Tuesday, June 28, 2011

Poncho Peligroso’s “the romantic”

                Poncho Peligroso is a poet worth blogging about. Besides working tirelessly in his newly appointed position of 2011 Poet Laureate he managed to come out with a book called “the romantic”. At 10,000 words, this is the largest offering of Poncho I’ve ever seen, a gathering of some of Poncho’s previous poems. Usually I get smaller portions. But the main question should be: Is “the romantic” good? Having read this book a few times, I can answer with a resounding yes. 

                The book is structured in an emotional way. Besides his humorous poems you’re treated to some extremely personal, anxious and oftentimes sad poems dedicated to an unknown girl. Whoever this girl is must be someone the narrator cares deeply about and perhaps even loves, hence the title.

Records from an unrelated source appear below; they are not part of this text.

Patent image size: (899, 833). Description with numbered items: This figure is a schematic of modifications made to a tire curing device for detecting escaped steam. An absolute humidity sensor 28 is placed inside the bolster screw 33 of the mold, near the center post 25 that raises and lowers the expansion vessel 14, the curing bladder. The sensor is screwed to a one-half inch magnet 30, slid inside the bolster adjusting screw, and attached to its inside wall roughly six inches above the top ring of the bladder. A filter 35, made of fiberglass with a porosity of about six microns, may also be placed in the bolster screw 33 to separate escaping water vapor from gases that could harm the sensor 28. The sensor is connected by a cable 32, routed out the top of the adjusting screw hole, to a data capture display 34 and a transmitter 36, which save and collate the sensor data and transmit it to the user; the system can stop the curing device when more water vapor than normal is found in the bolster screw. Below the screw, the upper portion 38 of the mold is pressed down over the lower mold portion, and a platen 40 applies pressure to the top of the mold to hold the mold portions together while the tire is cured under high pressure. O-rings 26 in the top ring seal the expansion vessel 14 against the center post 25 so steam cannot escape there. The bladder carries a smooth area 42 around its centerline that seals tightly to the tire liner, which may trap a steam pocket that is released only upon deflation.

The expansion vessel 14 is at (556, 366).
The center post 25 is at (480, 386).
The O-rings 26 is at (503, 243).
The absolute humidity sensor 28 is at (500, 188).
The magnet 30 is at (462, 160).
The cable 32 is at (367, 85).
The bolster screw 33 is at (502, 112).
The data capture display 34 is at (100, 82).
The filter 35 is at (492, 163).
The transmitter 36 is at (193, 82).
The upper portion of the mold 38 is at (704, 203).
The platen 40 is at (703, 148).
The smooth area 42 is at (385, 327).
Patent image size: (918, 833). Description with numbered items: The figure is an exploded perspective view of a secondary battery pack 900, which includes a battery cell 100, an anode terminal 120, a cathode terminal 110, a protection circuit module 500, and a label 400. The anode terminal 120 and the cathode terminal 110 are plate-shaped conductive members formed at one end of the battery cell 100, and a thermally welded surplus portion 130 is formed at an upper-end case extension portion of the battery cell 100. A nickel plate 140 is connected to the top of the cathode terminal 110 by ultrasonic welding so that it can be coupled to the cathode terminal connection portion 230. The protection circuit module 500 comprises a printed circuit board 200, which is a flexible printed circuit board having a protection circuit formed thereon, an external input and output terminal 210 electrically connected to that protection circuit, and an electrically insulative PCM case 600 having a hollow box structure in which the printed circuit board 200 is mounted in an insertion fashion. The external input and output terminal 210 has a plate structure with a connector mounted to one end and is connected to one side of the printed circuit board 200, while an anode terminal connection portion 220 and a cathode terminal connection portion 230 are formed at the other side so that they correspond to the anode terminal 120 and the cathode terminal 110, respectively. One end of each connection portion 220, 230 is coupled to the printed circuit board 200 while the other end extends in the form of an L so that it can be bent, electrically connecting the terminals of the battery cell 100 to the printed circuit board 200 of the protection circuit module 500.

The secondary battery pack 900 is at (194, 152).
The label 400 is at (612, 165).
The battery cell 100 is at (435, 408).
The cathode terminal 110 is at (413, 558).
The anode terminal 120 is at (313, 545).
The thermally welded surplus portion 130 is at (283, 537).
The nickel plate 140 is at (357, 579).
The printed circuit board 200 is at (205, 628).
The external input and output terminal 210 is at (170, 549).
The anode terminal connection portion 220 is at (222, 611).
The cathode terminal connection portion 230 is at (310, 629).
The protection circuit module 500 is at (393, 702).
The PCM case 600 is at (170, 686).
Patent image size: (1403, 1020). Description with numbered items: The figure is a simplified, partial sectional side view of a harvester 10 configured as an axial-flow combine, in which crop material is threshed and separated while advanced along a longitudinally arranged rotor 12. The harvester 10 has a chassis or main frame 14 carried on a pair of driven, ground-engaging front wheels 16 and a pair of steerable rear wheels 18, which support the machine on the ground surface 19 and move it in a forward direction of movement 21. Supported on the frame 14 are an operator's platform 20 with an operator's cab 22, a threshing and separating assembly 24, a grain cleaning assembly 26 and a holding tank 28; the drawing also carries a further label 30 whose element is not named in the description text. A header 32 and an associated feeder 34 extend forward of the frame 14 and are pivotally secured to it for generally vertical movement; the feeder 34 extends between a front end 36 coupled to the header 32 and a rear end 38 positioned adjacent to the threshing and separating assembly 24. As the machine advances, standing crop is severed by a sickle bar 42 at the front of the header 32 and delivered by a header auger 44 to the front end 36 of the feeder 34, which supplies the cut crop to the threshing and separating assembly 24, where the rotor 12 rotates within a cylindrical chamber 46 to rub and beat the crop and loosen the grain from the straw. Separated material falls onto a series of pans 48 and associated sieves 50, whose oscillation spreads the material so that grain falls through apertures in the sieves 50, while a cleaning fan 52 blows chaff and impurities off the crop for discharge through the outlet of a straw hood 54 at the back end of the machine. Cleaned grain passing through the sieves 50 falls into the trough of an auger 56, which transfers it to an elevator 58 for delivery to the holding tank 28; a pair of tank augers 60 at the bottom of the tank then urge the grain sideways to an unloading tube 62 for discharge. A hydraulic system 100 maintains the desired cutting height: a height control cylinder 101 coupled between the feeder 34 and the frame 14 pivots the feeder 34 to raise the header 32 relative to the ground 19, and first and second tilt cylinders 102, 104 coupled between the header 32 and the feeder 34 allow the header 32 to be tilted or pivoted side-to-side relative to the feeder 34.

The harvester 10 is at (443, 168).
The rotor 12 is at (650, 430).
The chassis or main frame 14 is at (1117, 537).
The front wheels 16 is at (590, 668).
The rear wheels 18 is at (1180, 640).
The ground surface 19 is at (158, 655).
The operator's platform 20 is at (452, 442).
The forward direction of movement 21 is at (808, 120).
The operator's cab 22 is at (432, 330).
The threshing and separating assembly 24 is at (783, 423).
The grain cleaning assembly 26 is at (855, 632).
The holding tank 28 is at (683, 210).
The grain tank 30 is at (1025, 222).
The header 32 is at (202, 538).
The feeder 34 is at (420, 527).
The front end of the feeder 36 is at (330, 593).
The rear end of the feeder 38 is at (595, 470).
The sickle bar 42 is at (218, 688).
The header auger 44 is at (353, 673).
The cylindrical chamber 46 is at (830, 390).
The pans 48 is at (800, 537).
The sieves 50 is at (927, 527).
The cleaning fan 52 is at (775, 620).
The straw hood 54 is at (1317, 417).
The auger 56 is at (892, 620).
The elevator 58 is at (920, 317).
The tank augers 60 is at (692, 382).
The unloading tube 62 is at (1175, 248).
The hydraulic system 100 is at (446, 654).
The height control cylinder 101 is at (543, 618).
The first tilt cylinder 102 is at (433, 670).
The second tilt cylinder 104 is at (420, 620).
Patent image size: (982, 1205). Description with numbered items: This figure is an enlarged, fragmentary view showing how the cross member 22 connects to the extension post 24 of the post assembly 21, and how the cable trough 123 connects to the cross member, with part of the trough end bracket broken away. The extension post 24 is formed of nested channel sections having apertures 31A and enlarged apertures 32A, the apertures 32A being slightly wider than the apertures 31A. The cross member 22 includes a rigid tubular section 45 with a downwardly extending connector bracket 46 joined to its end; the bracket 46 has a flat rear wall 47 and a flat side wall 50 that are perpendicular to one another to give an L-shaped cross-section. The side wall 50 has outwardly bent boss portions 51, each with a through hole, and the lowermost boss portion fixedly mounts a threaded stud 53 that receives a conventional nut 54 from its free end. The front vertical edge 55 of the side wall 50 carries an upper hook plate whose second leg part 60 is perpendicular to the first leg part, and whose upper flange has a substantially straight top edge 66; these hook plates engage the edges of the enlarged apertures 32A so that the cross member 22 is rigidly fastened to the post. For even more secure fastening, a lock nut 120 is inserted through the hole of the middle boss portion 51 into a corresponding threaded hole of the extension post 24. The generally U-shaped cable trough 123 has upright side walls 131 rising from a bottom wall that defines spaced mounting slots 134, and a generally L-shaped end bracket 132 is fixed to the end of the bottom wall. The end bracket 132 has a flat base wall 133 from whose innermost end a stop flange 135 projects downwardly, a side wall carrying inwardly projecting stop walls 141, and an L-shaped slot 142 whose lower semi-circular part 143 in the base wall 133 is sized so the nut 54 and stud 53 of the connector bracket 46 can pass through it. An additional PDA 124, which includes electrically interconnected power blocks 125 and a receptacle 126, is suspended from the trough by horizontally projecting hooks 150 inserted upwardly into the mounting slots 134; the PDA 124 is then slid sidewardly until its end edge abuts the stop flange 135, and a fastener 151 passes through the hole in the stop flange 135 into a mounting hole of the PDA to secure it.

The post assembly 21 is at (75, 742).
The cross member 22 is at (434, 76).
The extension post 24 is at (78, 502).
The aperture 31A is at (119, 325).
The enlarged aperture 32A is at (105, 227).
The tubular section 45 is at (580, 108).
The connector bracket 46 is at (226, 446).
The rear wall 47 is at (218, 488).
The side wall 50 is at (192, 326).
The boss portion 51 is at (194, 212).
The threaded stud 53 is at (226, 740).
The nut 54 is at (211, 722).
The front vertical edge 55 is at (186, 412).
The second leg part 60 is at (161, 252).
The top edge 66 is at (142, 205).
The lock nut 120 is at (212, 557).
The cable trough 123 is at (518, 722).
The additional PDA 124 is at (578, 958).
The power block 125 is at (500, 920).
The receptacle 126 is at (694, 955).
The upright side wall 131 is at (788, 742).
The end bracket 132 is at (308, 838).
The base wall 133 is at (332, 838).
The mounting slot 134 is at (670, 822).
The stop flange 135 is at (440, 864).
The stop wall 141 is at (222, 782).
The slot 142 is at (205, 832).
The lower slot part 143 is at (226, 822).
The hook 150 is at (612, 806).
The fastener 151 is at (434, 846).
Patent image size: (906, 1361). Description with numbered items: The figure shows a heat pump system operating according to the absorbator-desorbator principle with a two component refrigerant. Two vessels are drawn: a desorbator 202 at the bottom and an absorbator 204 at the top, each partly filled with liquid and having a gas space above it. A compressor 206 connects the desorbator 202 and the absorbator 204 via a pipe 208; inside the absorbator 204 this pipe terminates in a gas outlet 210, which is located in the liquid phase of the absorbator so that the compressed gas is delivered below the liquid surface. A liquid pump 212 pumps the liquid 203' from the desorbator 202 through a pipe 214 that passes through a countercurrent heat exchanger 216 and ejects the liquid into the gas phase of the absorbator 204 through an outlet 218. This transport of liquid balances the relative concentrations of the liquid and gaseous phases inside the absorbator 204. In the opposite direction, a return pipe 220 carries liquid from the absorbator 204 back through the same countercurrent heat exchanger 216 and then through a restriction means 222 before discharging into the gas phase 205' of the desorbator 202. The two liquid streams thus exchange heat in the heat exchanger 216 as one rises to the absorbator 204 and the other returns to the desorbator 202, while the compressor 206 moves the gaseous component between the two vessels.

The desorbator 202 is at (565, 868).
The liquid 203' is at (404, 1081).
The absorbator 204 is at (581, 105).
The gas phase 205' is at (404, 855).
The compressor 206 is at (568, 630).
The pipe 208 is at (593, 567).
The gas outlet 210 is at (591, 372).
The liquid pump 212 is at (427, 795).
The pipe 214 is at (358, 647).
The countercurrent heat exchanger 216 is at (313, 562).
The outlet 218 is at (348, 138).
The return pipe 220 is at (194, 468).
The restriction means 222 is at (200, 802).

Some of the saddest ones involve the pains of distance, of moving away, and of finding out exactly how to care about other people. Common themes running throughout the poetry book include paranoia, humorous violence (in absurd chaos fashions involving personal hygiene and boners, boner chaos if you will), death, geography, love, beauty, and the emotional attachment that comes with the internet. 

                My favorite poems are those which effectively create an implied space or story. In poems like “watching you type” you get the feeling of an entire story behind these few interactions. Little lines reference what may or may not be a relationship. By not explicitly stating it the reader can make their own inference into what the poem is trying to convey. Towards the end of “the romantic” the humor is stripped away to a large degree revealing its heart. Reading the final poem entitled “the romantic” I peered into Poncho’s past, not as a poet, but as a person. It chronicled his evolution into the poet, the same one I wrote about months ago, about how he was a person who had just discovered himself. Upon finishing this chapbook I stand by that earlier statement: he has found himself in this language.

                I laughed and had tears well up a little bit. This may be due how much of this applies to me: I’m leaving the state I grew up in, much like Poncho is leaving the house he lived in for most of his life. We’re both traveling to new places. Even the way he writes about love is how I would like to if I could. But I’m not sure if I could.

                You may not know this due to a lack of Podcasts but I’m an even-tempered sloth rare to show any glimpses of ‘genuine emotion’. Lately I’ve begun to experience this emotion commonly known as ‘love’. Actually I’m not certain if I’m doing it right: oftentimes I can’t speak, despite being perfectly articulate. I feel it is tough for me to say exactly what I mean, to cut through all these words to a few, simple direct phrases. Oftentimes I feel our language limits us by providing so many options. We skirt around the words we want to say rather than use those direct, easily definable ones. Sometimes I’m asked a question an extremely personal one and I can’t answer. My eyes dart, I don’t want her to see my tears welling up. My voice stays silent; I can’t have my voice crack. Staying silent allows me to retain the idea in my mind that I’m macho, something that I’m definitely not via reality. Finally, once I answer and have my voice nearly crack from the emotional pressure I immediately go in for a hug and press my face against her shoulder. I love that hug. I love that person. They can’t see my tears rolling down my face. Better they feel them on their shoulder. After they hug back I know they understand, like they said ‘yes’ but with a physical confirmation. 

                “the romantic” makes me realize I’m not alone in feeling this way. Poncho cuts through all the circular speaking we employ in our day to day lives. Often this direct language can be extremely powerful, ungarnished by superfluous words. It can be difficult to read, harder to write. When writing it is hard to be honest with oneself but Poncho is perhaps one of the most honest writers I’ve read in quite some time. It’s a beautiful book.